Europe drove much of the rally, with the continent’s flagship Stoxx 600 index up 0.45%. Paris’s CAC40 added 0.51%, Frankfurt’s DAX40 put on 0.30% and London’s FTSE 100 climbed 0.30%.

Asian equities had a more mixed session. The Shanghai Composite rose 0.31%, but Hong Kong’s Hang Seng fell 0.77% despite the territory’s move to cut mandatory hotel quarantine from a week to just three days. Tokyo’s Nikkei 225 rose 0.26%.

The key oil benchmarks slipped Monday but were still trading above the six-month lows they hit Friday, as commodities investors fretted about recession. Brent crude fell 0.61% to $94.34 a barrel, while WTI crude slid 0.63% to $88.45 a barrel.

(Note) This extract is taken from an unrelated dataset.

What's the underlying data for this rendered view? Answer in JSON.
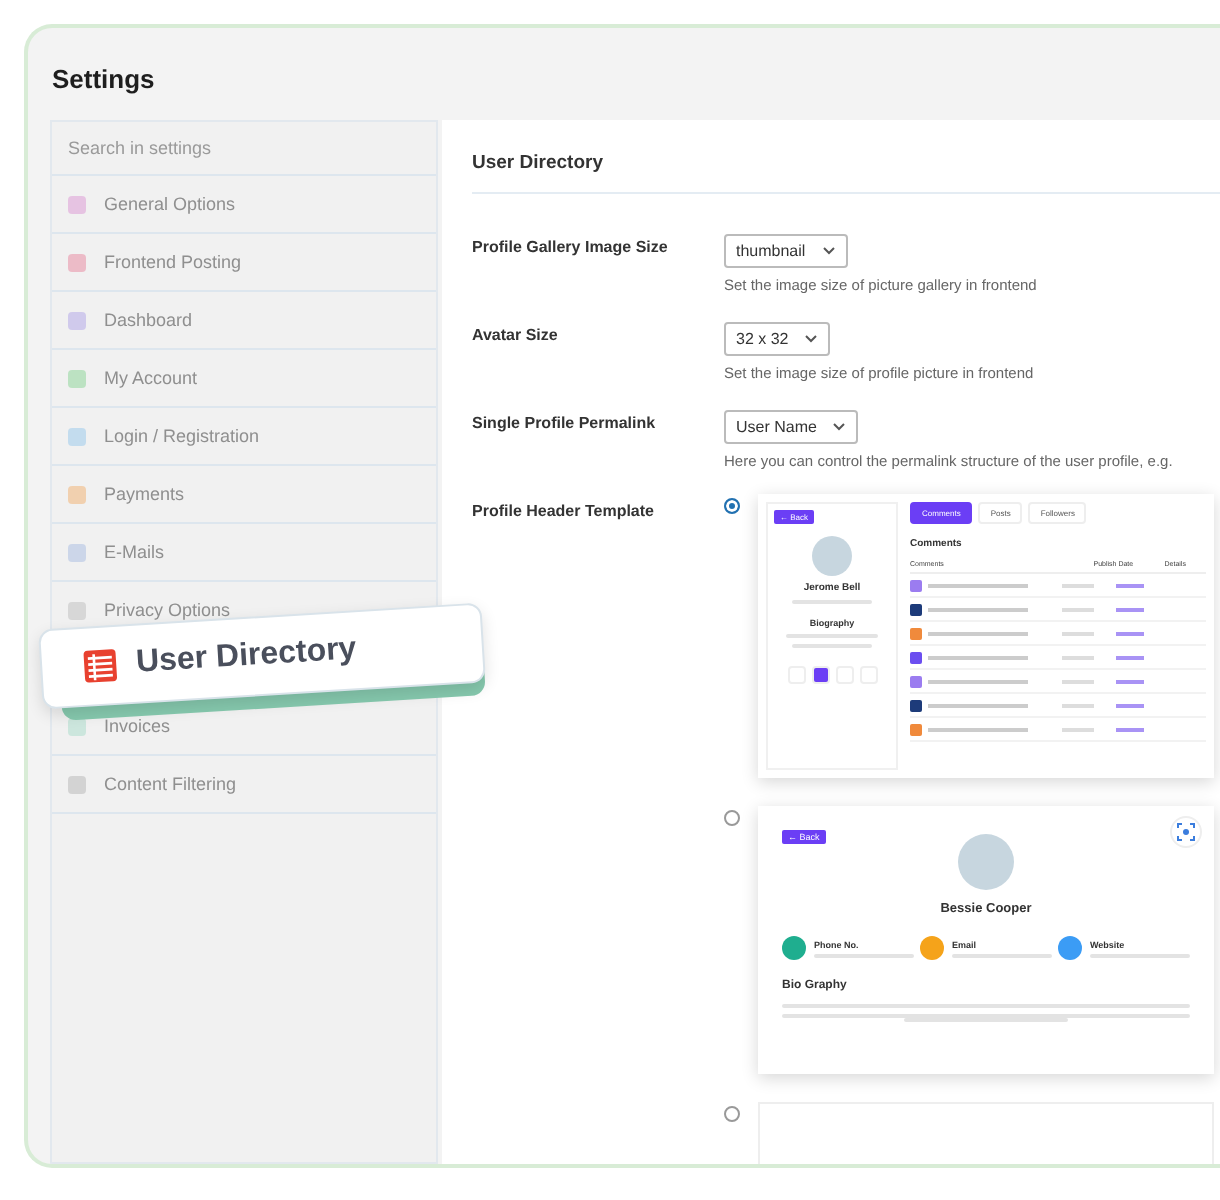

“The downward pressure on the oil price is coming solely from a weakening of demand expectations, as markets brace for a potentially sharp economic contraction,” Hargreaves Lansdown’s lead equity analyst Sophie Lund-Yates said. “Gains triggered by the invasion of Ukraine have now been canceled out.”

Here’s what else in happening in markets Monday:

  • SoftBank’s US-listed shares dropped 1.45% in premarket trading after the Japanese tech investor reported a record quarterly loss of more than $23 billion. Palantir and News Corp. are on the earnings docket Monday.
  • Bond yields fell. Inflation-sensitive US 2-year yields dropped 1.2 basis points to 3.206%, and US 10-year yields slipped 42.9 basis points to 2.806%.
  • The US dollar index gave up some of its recent gains, down 0.08% to 106.54.
  • The crypto rebound continued, as bitcoin rallied by 3.7% to just above $24,100, and ethereum climbed 2.9% to around $1,770.